El fomento de la protección de los menores y la  siempre ansiada paz mundial son valores universales. Los derechos humanos son inherentes al hecho de ser miembro de la humanidad, pero   son la infancia y la mujer  las que corren especiales peligros, sobre todo en determinadas sociedades que están en la palestra  en estos días, llámese Afganistán o Marruecos - aunque afecta por igual a varias decenas de países más-.

El desastre de Afganistán ha conmovido a la opinión pública. De una intervención antiterrorista, tras el ataque a las torres gemelas, se ha pasado a una ocupación militar que ha durado 20 años y que ha concluido con una retirada bochornosa, que pone en tela de juicio toda la operación anterior. Ningún imperio -ni antiguo ni moderno- se impuso al entramado tribal de Afganistán. De  los emiratos,  sultanatos o kanatos antiguos se ha cambiado a un emirato islámico, anunciado esta semana.  La solución no puede ser otra intervención militar, que, además,  ningún país está dispuesto a llevar a cabo, tras las nefastas experiencias habidas -y olvidadas- por el imperio americano, como la olvidaron  anteriormente el británico y el soviético. Por eso, se entienden los lamentos y la solidaridad con la población afgana, especialmente con loas mujeres y niños, pero el orden mundial actual no permite  ya si no aceptar el resultado del desastre. China, Irán, Rusia y Turquía lo hacen casi con alborozo y los países occidentales -los derrotados sin paliativos- se lamentan y esperan atemorizados una avalancha de inmigración afgana huyendo del régimen cruel  e islamista radical que les aterroriza. Pagarán las consecuencias los afganos -y sobre todo las afganas-  pero esta vez los señores de la guerra y el ejercito de papel del gobierno afgano no hicieron nada por frenar el avance talibán.  Encima están pertrechados con el moderno e ingente armamento abandonado en la retirada precipitada de EEUU.

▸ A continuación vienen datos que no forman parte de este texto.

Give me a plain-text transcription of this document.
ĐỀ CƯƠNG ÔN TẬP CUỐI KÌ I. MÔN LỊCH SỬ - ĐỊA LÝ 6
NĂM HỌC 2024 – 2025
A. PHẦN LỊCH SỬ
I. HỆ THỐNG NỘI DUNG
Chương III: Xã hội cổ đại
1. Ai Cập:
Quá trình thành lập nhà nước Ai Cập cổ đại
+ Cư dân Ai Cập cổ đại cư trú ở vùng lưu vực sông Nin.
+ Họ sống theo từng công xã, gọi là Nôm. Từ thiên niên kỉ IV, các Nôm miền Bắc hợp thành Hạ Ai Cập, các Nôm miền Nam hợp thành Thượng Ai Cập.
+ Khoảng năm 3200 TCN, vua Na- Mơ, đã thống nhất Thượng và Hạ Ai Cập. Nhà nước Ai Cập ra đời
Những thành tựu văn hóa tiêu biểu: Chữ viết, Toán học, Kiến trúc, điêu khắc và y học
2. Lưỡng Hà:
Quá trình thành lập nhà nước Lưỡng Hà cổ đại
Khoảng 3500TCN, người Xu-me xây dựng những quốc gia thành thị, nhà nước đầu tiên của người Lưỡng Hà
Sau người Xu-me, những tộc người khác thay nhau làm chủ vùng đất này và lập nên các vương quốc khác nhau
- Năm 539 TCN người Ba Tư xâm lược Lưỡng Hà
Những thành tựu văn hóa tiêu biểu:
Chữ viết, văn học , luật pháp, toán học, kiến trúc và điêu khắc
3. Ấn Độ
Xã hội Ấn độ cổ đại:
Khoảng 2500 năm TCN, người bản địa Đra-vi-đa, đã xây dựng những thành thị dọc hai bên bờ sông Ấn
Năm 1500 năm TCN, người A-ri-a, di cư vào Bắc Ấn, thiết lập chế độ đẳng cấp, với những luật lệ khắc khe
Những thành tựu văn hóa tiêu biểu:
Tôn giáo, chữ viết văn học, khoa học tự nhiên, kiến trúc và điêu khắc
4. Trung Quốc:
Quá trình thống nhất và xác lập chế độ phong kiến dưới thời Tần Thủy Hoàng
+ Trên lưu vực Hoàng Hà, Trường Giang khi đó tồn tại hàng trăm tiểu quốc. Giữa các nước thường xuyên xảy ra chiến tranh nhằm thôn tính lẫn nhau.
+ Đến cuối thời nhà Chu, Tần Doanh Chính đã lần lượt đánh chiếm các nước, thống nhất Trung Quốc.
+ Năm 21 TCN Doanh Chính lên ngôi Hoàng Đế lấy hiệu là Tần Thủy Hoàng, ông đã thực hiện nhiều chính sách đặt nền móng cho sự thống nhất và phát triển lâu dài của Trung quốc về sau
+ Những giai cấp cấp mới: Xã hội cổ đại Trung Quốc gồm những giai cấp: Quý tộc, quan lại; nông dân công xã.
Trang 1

En el otro lado del mundo árabo-musulmán, en Marruecos, tras la “invasión” favorecida por el gobierno marroquí -enfadado por la política española hacia el Polisario y el Sahara Occidental- empieza a llegar la calma y se muestra dispuesto a poner vigor el acuerdo internacional que permite la reintegración familiar de los que anteriormente envió a España, en Ceuta. Nada es fácil. Conciliar  ese tratado internacional hispano-marroquí, la ley de Extranjería, las necesidades perentorias  de la ciudad autónoma de Ceuta y el bienestar de los menores no es materia sencilla. Los 700 niños de Ceuta significarían en proporción en la Comunidad de Madrid atender a 53.000 menores y en Andalucía significarían casi 70.000 menores no acompañados. Ceuta también necesita solidaridad, no sólo demagogia.